ドメインとSSL証明書の有効期限も、ここで一緒に設定できます。「15日前にお知らせ」などにしておくと、うっかり証明書を切らして事故る、という失敗を防げます。無料でこれが付くのは地味に大きいです。
3. 通知が本当に届くか、必ずテストする
設定したら終わり、ではありません。わざとサイトを落として、通知が届くか確かめてください。 これをやらないと、いざというとき通知が来ない、という最悪のパターンに気づけません。
実際に試したところ、サイトを落として約5分後に、こういう障害通知メールが届きました。

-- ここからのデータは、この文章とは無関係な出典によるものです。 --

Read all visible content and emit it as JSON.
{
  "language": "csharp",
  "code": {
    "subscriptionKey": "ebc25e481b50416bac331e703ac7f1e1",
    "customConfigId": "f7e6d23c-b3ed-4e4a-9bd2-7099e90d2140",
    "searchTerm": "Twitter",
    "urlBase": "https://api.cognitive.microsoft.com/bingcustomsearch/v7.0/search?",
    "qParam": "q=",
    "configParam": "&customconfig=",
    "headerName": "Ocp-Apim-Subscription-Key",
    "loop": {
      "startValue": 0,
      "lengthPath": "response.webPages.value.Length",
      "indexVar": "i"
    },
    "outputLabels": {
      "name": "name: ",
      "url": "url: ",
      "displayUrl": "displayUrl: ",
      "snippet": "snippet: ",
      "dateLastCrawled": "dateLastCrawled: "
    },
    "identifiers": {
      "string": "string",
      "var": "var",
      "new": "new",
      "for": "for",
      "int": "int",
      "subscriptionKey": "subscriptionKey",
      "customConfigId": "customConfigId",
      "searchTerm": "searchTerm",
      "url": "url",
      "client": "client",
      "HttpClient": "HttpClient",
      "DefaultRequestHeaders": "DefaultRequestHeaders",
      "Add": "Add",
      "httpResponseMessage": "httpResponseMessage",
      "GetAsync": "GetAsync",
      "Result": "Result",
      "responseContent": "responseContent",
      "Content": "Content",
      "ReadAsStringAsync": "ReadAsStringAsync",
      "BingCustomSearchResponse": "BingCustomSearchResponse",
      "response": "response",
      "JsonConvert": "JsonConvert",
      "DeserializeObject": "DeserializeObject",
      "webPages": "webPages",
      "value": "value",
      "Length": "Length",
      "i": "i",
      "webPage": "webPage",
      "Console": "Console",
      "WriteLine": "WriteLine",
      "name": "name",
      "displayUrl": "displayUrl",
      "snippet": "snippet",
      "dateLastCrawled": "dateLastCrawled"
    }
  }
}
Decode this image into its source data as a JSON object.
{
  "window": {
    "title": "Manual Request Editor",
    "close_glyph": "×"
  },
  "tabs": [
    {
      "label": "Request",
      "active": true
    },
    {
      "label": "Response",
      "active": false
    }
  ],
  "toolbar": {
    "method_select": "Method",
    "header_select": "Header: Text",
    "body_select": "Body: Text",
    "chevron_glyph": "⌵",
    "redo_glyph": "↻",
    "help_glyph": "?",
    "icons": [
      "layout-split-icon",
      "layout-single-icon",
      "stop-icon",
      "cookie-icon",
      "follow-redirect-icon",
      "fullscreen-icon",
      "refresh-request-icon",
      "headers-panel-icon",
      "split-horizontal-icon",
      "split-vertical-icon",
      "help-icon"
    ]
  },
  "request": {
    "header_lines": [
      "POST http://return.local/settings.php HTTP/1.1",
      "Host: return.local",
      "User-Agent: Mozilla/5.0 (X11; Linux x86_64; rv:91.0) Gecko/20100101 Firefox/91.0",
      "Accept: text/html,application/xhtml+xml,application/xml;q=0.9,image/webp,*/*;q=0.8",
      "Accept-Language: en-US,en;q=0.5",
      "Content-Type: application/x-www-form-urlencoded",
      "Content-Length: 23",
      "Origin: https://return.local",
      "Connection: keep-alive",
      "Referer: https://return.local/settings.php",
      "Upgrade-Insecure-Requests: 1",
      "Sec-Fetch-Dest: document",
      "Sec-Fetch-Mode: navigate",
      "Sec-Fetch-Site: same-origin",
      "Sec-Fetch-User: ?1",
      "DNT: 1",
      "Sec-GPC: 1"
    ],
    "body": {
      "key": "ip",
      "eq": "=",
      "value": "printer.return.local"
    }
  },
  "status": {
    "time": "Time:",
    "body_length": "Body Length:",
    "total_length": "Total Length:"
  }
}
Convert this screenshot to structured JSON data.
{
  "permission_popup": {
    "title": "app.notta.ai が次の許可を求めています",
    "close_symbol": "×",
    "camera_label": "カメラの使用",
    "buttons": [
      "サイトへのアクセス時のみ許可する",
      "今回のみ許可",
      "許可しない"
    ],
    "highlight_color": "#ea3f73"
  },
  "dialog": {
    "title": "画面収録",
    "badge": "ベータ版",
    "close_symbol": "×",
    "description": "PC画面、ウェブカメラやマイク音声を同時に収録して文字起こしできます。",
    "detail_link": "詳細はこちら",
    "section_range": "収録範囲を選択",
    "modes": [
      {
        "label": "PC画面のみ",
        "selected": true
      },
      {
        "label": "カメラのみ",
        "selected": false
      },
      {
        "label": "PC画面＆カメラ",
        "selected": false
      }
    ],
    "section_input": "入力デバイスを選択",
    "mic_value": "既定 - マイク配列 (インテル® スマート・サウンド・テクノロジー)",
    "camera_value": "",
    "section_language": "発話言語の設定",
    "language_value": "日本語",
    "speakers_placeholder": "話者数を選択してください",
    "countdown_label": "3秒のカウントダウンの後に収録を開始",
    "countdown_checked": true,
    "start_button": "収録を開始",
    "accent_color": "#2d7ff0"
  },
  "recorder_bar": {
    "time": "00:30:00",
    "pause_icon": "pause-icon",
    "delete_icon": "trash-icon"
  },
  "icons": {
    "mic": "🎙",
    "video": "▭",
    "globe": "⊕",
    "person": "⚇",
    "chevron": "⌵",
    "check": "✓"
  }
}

「レスポンスコード 404」と、原因まで書いてあります。これが受信できれば、通知経路は繋がっています。
つまずきポイント2つ(実体験)
導入時に実際にハマった箇所を共有します。ここだけ押さえれば大丈夫です。
① アラートメールが迷惑メールに振り分けられる
テストしてみたら、肝心の障害通知が迷惑メールフォルダに入っていた、ということがありました。これでは意味がありません。
対策は2つ。
- 通知元アドレス(
noreply@appmill.work)を連絡先に追加して、迷惑メール判定から外す - メールソフトのルールで、通知メールにフラグを付ける/受信箱に振り分ける
たとえば Mac の「メール」なら、こういうルールを作っておくと、通知が来たとき赤フラグで目立ちます。

② メール1本に頼らない(通知を二重化する)
そもそも、「絶対に見落としたくない通知」をメール1本に頼るのが危ういです。迷惑メール判定されたり、大量のメールに埋もれたりします。
そこで、チャットツールにも同時に飛ばすのがおすすめです。Appmill は Chatwork や Slack への通知に対応しています。普段使っているチャットに障害通知が来れば、まず見落としません。
Chatwork に設定したところ、こうして障害通知が流れてきました。

メールとチャット、両方に届くようにしておけば、片方が詰まってももう片方で気づけます。 これで通知まわりは安心です。
まとめ
外形監視は、難しく考える必要はありません。やることは3つだけです。
- Appmill に登録して、サイトのURLを入れる
- 通知先(メール+できればチャット)を設定する
- わざと落として、通知が届くかテストする
特に3番を飛ばさないでください。ここまでやって、はじめて「監視している」と言えます。
無料で、5分で始められて、証明書の期限切れまで見張ってくれる。「サイトが落ちてたのに気づかなかった」を一度でも経験したなら、入れておいて損はありません。